幾度も重ねた夏であるが、90年のあの夏以外の記憶は私の中で長いこと記憶に留められずにいた。まあこれといって特別なことがあったわけでもないので仕方がないが、若さに伴う熱気が欠けていた。
卒業してすぐの91年の夏で憶えているのは杏さんや舞ちゃんらと連れ立って学校近くの河川敷で花火をやったことくらいか。この当時もなおラザはいっちゃんにアタック継続中(今の若いモンはこうは言わないか/笑)であり、その他の方面からも依然として彼女の断片的な消息が私の耳まで届くような状態だった。この花火のメンバーは私とラザ以外はいっちゃんと穏やかに接触しえる人間たちだった。それがどうしたということもないのだが、置かれた場所の違いで何故人間の関係がこうも入り組んでしまうのか、当時の私には自分の場所がとても窮屈だったように思う。それは努めて中立でいたかった私がある意思を持った瞬間からはじまったのだろう。特定の人間との離別はある片方がそれを決意すればまことに呆気なく成就するものだ。それが付き合う人間を選ぶことに繋がるのなら、私はひとりでもいいと思うようになっていった。結局のところ私は周さんやラザに人選を押し付けた形で自分は手を汚さない位置にいただけの事だと後に気付くことになる。彼らの人間関係の末席に加えてもらった私はとても幸運だったのだ。そんなものにも気付かないでひとり前を向けないでいる私自身の事を今とても悔いている。
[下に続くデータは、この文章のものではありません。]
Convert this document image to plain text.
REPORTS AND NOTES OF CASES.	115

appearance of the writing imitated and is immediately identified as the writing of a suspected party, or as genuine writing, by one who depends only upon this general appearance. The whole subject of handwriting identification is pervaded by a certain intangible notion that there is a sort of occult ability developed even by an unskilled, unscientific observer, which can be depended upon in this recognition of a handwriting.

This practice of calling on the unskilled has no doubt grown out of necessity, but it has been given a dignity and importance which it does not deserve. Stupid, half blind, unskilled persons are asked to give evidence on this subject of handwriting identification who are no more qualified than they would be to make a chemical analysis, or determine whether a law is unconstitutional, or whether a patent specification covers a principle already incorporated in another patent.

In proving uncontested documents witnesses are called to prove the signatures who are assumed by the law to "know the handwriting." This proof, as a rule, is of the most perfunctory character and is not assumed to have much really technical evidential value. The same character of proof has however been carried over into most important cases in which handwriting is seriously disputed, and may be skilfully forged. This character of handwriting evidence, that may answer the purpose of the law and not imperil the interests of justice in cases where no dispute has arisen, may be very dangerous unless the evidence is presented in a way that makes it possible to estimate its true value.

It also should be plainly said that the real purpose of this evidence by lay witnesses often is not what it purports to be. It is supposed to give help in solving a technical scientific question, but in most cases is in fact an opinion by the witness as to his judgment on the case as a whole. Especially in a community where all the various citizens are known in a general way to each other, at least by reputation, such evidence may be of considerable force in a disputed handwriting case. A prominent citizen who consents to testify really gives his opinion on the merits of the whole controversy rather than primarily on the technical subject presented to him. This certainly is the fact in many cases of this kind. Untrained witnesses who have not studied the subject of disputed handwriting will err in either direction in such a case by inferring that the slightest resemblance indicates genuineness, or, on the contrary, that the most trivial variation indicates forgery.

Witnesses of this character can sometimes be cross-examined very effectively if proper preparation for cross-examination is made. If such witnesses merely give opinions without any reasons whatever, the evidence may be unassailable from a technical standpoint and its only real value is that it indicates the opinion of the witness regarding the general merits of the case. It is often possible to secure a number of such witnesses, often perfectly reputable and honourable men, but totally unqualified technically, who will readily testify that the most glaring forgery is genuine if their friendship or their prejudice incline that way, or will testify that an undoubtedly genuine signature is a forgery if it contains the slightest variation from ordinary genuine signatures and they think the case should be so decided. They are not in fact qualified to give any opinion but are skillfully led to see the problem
その花火を見つめていて私が思い出したのはきっとそこから1年ほど前のまだ3年生だった頃のことだろう。 文化祭が終わって部室の喧騒も一段落が着いた頃にやってきたいっちゃんらとの蜜月については以前にも触れた。あの1ヶ月余りの穏やかな毎日の中に4人で花火をやったことがあった。すでに日の暮れた部室でいつものように語り合っていた我々が思い出したように、それまでの懸案であった「残っている線香花火の処理」をまさにこの時にやってしまおうと思いついたのだった。
静まり返った学校の裏庭で隠れるようにラザがロウソクに火をつけた。それを4人で囲んだ。おそらく部室前の廊下では風通しが良すぎて火が点かなかったのだろう。 線香の発するオレンジの灯火に染まったいっちゃんの笑顔はとても綺麗だっただろう。舞ちゃんの微笑みはまだ幼げで少女っぽさの残ったものだ。ラザはそんな我々を見おろすように穏やかにその燈に染まっていたに違いない。4人で行なったこの花火は私の中できっといつまでも素敵な記憶になるのだろうと思っていたかもしれない。実際は今の今まで忘れていたが(笑)。
91年の花火は全く対照的なものだった。この対がなければ思い出すことも叶わないような、私にとってはそこにいる自分ですら「過去形」のような気がしてならなかった。